Egg Head

I don’t recall eating store-bought eggs growing up. Surely there must have been times when we did, but I never really remember anyone buying them. What I mostly remember is my father coming home late from work every few weeks with a couple dozen eggs procured from a farm just outside the Halifax city limits. There wasn’t a lot of debate about why we went directly to a farm for eggs, and if there had been, I’m not sure it would have been of the “support local farmers” ilk. I suspect it was more that the eggs were cheaper than supermarket eggs, although, in retrospect, the gasoline used to go and get the things probably negated any savings.

And as a kid, I would have been hard-pressed to be able to tell the difference between farm and factory eggs, although the farm eggs (that never went to a grading station) occasionally turned out messy half-fertilized chicks that grossed out my brother and I.

As a grown-up, I buy supermarket eggs because they’re more convenient and because all three of the stores within walking distance of me carry some version of organic, free-run eggs. These are obviously not ideal in that the chickens are not free-range (aka. let outside to eat bugs and run in the sunshine) but are definitely superior in both flavour and ethics to the battery-caged industrial eggs that are more readily available.

At an event recently in which guests got to try meat from different types of heritage breed chickens, part of the lecture included a demonstration of different eggs. Each table had a bowl of 3 or 4 eggs; some blue, some purple and some large and speckled. Mark Trealout of Kawartha Ecological Growers, who was the farmer involved with the event, listened to me beg and plead and agreed to sell me a dozen of the things. I came home with an assortment of eggs from various birds, including the blue-shelled eggs from Ameraucana chickens, and even some turkey eggs.

At first I didn’t want to use them, they were so gorgeous, but eventually started cooking them up. The first thing I noticed was how much harder the shells of the organic, free-range heritage breed eggs were. They needed a really hard whallop to crack. Even moreso for the turkey eggs, which took 2 or 3 tries to crack, and then I needed to get my thumbs in to pull the shell apart. The yolks were a really bright, marigold colour, and the whites were much thicker than my regular organic free-run eggs.

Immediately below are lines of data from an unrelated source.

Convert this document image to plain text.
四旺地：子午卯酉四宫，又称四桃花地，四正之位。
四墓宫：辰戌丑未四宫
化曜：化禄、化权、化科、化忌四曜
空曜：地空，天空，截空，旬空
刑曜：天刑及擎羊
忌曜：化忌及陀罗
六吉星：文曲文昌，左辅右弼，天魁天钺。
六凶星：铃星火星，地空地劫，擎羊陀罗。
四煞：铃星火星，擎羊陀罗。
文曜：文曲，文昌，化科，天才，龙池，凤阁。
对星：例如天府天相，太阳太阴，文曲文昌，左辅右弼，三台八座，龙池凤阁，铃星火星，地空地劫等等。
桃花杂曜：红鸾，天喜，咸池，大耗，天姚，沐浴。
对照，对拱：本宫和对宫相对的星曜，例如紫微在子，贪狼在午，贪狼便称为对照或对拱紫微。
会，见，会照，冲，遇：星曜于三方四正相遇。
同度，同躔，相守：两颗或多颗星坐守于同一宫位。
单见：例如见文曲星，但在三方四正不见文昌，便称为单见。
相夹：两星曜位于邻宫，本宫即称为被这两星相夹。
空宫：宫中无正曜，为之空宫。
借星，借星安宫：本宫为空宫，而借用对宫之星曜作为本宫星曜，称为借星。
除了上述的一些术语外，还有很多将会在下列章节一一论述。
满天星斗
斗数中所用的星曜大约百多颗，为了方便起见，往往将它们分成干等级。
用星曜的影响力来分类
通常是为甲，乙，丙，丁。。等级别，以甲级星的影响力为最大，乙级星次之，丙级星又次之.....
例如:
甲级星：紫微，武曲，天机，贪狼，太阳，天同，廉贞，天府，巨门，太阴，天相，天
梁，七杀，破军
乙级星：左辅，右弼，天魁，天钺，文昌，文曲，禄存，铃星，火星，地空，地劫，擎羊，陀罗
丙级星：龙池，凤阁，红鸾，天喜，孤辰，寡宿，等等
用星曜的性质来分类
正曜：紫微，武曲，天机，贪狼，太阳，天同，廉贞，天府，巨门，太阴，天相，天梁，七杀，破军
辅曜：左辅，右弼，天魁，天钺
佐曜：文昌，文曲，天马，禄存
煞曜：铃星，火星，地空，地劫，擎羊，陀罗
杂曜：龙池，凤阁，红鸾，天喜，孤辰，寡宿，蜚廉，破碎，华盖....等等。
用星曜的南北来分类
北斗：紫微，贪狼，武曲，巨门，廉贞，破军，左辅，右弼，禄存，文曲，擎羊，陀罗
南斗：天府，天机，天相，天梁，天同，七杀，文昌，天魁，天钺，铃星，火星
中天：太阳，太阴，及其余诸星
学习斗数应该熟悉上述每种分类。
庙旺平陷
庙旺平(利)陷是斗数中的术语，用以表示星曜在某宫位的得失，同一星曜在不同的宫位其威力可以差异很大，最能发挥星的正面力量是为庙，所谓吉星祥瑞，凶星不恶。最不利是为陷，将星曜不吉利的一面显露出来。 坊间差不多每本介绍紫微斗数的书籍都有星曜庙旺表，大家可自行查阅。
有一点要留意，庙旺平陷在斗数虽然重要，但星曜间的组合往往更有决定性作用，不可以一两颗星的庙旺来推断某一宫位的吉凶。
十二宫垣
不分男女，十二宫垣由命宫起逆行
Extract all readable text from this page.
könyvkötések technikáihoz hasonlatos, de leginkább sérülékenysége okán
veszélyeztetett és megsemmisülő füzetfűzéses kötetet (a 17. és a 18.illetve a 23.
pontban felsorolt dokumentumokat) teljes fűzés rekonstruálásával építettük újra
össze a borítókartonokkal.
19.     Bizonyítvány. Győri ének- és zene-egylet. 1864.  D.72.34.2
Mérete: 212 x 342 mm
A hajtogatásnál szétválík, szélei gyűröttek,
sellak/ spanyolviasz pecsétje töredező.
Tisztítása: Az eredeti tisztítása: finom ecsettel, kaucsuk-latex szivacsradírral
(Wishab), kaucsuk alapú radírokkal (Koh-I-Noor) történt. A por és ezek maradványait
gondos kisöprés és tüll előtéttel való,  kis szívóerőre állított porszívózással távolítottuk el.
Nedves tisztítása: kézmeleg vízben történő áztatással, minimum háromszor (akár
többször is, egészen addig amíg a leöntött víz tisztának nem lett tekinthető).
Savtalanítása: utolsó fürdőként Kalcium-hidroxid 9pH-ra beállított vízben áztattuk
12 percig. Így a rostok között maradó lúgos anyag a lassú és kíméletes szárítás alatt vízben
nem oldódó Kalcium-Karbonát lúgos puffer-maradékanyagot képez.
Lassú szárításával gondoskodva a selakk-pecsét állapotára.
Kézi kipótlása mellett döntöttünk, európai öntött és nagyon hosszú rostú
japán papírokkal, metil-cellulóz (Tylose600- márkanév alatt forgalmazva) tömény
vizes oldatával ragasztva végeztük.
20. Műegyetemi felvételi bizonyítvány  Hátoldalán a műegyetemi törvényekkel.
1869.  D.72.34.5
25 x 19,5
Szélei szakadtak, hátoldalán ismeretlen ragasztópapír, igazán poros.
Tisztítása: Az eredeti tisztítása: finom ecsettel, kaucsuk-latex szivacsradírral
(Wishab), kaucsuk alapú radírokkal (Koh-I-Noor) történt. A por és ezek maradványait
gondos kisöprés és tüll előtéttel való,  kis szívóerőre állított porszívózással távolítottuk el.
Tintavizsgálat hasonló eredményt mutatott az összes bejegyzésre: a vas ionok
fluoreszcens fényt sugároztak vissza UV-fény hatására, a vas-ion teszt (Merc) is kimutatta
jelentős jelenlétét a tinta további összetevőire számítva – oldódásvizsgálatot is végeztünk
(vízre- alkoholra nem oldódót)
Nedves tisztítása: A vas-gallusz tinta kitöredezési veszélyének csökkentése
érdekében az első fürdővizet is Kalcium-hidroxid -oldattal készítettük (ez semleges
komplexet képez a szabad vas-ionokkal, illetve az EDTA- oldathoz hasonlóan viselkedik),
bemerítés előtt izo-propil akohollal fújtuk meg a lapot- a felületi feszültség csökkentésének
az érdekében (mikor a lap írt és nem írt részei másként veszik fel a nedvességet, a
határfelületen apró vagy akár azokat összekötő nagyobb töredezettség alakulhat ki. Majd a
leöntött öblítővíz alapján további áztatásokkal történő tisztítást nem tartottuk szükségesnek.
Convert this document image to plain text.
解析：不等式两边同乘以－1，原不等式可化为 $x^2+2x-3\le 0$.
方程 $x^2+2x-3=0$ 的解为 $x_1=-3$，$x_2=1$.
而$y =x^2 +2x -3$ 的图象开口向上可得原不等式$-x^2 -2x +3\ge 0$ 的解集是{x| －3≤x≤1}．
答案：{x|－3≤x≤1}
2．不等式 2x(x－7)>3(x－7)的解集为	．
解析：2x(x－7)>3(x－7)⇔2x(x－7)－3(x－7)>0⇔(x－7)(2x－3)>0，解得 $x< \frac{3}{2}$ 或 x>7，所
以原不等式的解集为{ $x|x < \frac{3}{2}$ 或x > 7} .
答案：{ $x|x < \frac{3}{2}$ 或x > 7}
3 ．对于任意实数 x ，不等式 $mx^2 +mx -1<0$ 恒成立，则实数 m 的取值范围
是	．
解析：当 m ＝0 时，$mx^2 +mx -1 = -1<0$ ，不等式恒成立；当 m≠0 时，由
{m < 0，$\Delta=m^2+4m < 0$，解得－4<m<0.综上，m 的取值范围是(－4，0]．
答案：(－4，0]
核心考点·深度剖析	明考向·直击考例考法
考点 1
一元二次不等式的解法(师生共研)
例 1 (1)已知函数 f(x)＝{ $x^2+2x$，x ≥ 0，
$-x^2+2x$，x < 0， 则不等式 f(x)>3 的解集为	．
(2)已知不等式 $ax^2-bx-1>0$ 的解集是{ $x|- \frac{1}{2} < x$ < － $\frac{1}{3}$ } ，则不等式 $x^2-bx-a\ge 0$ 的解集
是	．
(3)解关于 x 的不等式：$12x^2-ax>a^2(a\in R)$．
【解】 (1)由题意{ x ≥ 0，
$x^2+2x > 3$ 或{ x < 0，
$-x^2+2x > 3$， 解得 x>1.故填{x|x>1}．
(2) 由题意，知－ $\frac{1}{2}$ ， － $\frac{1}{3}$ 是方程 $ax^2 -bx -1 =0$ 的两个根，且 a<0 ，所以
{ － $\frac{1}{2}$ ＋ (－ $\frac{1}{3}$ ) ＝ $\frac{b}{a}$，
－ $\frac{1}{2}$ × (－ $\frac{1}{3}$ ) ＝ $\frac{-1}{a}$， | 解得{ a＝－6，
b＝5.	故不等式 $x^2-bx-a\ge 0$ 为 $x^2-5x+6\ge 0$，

Flavour-wise, they knocked the supermarket eggs out of the park. Even though the supermarket eggs are from birds fed organic feed and that are allowed to run free in a shed, the shells are weak, the yolks pale, the whites thin. In terms of cooking things that rely on a certain amount of chemical reaction from the eggs (meringues, for instance, or souffle) it would be really interesting to compare the quality of the end product between a free-range, free-run and conventional egg. I see lots of people griping about products like macaron cookies not being as good as the ones they’ve had in Paris, and it intriques me to wonder what the differences are in the quality of eggs that have been used.

Convenience and scheduling require that more often than not, I buy my eggs from the supermarket. And I always buy the free-run organic ones, just out of principle. Laws in Ontario are such that it’s really difficult for small-scale farmers to sell free-range eggs, even at farmers’ markets, so there’s little chance of finding them at grocery stores (I could get into the complicated quota system that hugely favours factory farms, but it’s too frustrating).  But for quality and taste, nothing beats a free-range egg from a chicken that’s been allowed to be a chicken, not a machine.